Я наблюдал за процессом, зная, что присутствую при историческом моменте. Через несколько часов мы получим первый образец стали, которая изменит будущее советской металлургии.

Пока они колдовали, я уснул тут же, на стуле, положив голову на стол. Впервые за сутки.

Меня разбудила немилосердная тряска. Это профессор. Он потащил меня к микроскопу, возбужденно крича:

— Невероятно! Посмотрите на структуру. Такого равномерного распределения карбидов я еще не видел!

Сорокин уже готовил образцы для механических испытаний:

— Профессор, первые результаты! Прочность выше на сорок процентов!

— А теперь главное, — я протер глаза, зевнул и достал из сейфа эталонный образец немецкой брони. — Давайте сравним.

Испытательная машина «Мор-Федергаф» безжалостно разрушала образцы. Цифры на шкале росли.

— Поразительно! — Величковский снял пенсне, его руки слегка дрожали. — Наша сталь превосходит немецкую по всем показателям! Но позвольте, Леонид Иванович, как… как вы догадались про ванадий и термообработку?

Я пожал плечами:

— Интуиция. И внимательное чтение старых журналов.

Теперь я снова подошел к испытательной машине. Подивился результатам. Первый образец треснул при нагрузке в девятьсот килограммов. Второй выдержал тысячу четыреста.

— Это означает, — пояснил профессор, — что наша броня почти в полтора раза прочнее. Танк, защищенный таким металлом, выдержит попадание снаряда, от которого обычная броня разлетится вдребезги.

Сорокин, не отрываясь от логарифмической линейки, быстро делал расчеты:

— При той же толщине брони масса танка снижается на двадцать процентов. Это значит выше скорость, меньше расход топлива, лучше проходимость.
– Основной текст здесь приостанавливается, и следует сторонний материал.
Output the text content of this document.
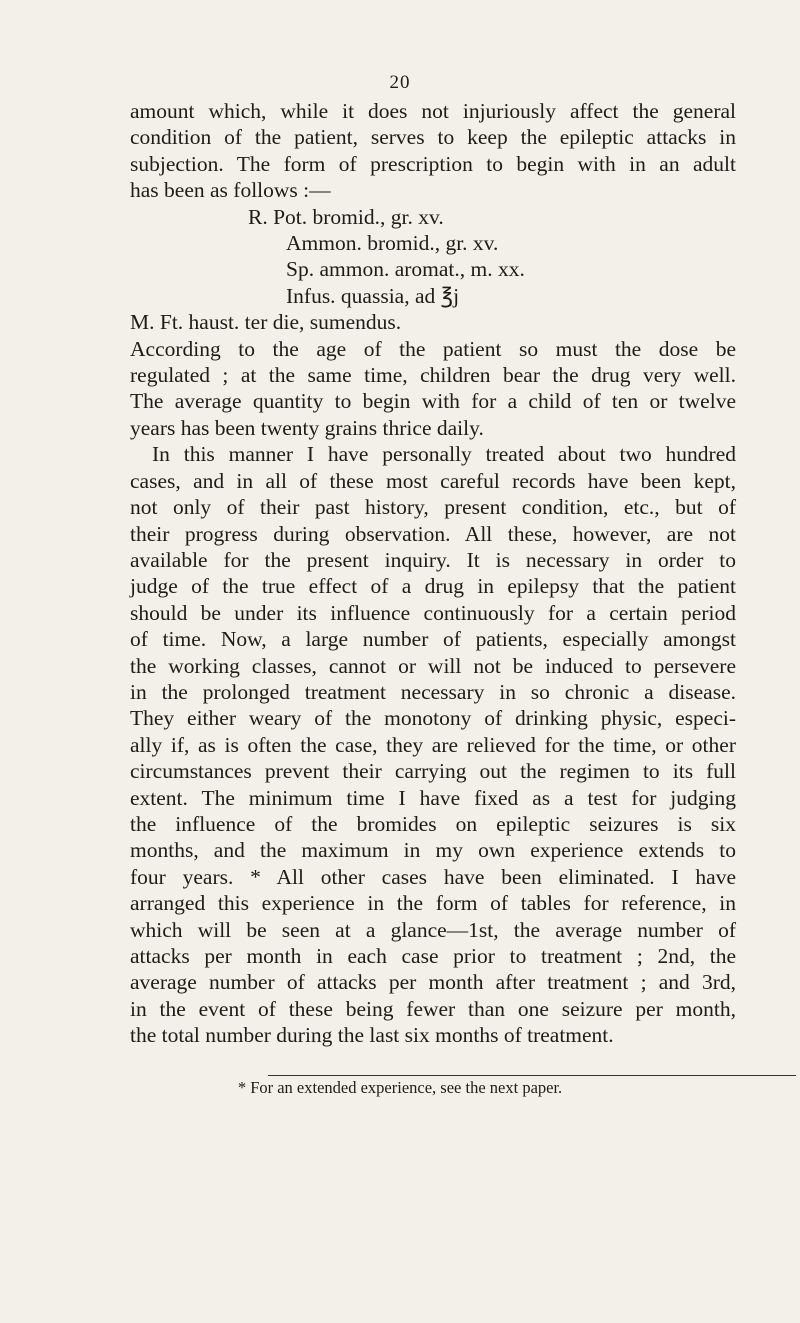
20
amount which, while it does not injuriously affect the general
condition of the patient, serves to keep the epileptic attacks in
subjection. The form of prescription to begin with in an adult
has been as follows :—
R. Pot. bromid., gr. xv.
Ammon. bromid., gr. xv.
Sp. ammon. aromat., m. xx.
Infus. quassia, ad ℥j
M. Ft. haust. ter die, sumendus.
According to the age of the patient so must the dose be
regulated ; at the same time, children bear the drug very well.
The average quantity to begin with for a child of ten or twelve
years has been twenty grains thrice daily.
In this manner I have personally treated about two hundred
cases, and in all of these most careful records have been kept,
not only of their past history, present condition, etc., but of
their progress during observation. All these, however, are not
available for the present inquiry. It is necessary in order to
judge of the true effect of a drug in epilepsy that the patient
should be under its influence continuously for a certain period
of time. Now, a large number of patients, especially amongst
the working classes, cannot or will not be induced to persevere
in the prolonged treatment necessary in so chronic a disease.
They either weary of the monotony of drinking physic, especi-
ally if, as is often the case, they are relieved for the time, or other
circumstances prevent their carrying out the regimen to its full
extent. The minimum time I have fixed as a test for judging
the influence of the bromides on epileptic seizures is six
months, and the maximum in my own experience extends to
four years. * All other cases have been eliminated. I have
arranged this experience in the form of tables for reference, in
which will be seen at a glance—1st, the average number of
attacks per month in each case prior to treatment ; 2nd, the
average number of attacks per month after treatment ; and 3rd,
in the event of these being fewer than one seizure per month,
the total number during the last six months of treatment.
* For an extended experience, see the next paper.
— А что с снарядной сталью? — спросил я, хотя уже знал ответ. В будущем эти разработки произведут революцию в производстве боеприпасов.

Величковский торжественно открыл сейф из уральского чугуна. На полке лежали аккуратно маркированные образцы.

— Вот результаты испытаний, схожих с полигонными, — он разложил на столе фотографии и акты. — Благодаря вашей идее с двойной термообработкой и микродобавками, бронепробиваемость выше на треть. Один наш снаряд заменяет два старых образца. Конечно, надо будет подтвердить экспериментально, но я уже уверен в результате.

Молодой лаборант внес поднос с дымящимися стаканами чая в подстаканниках «Кольчугинъ». День обещал быть долгим.

— Это еще не все, — продолжал профессор, с наслаждением отхлебывая крепкий чай. От бессонницы его глаза покраснели. — Помните ваше предложение по контролю примесей? Я разработал систему поэтапного анализа.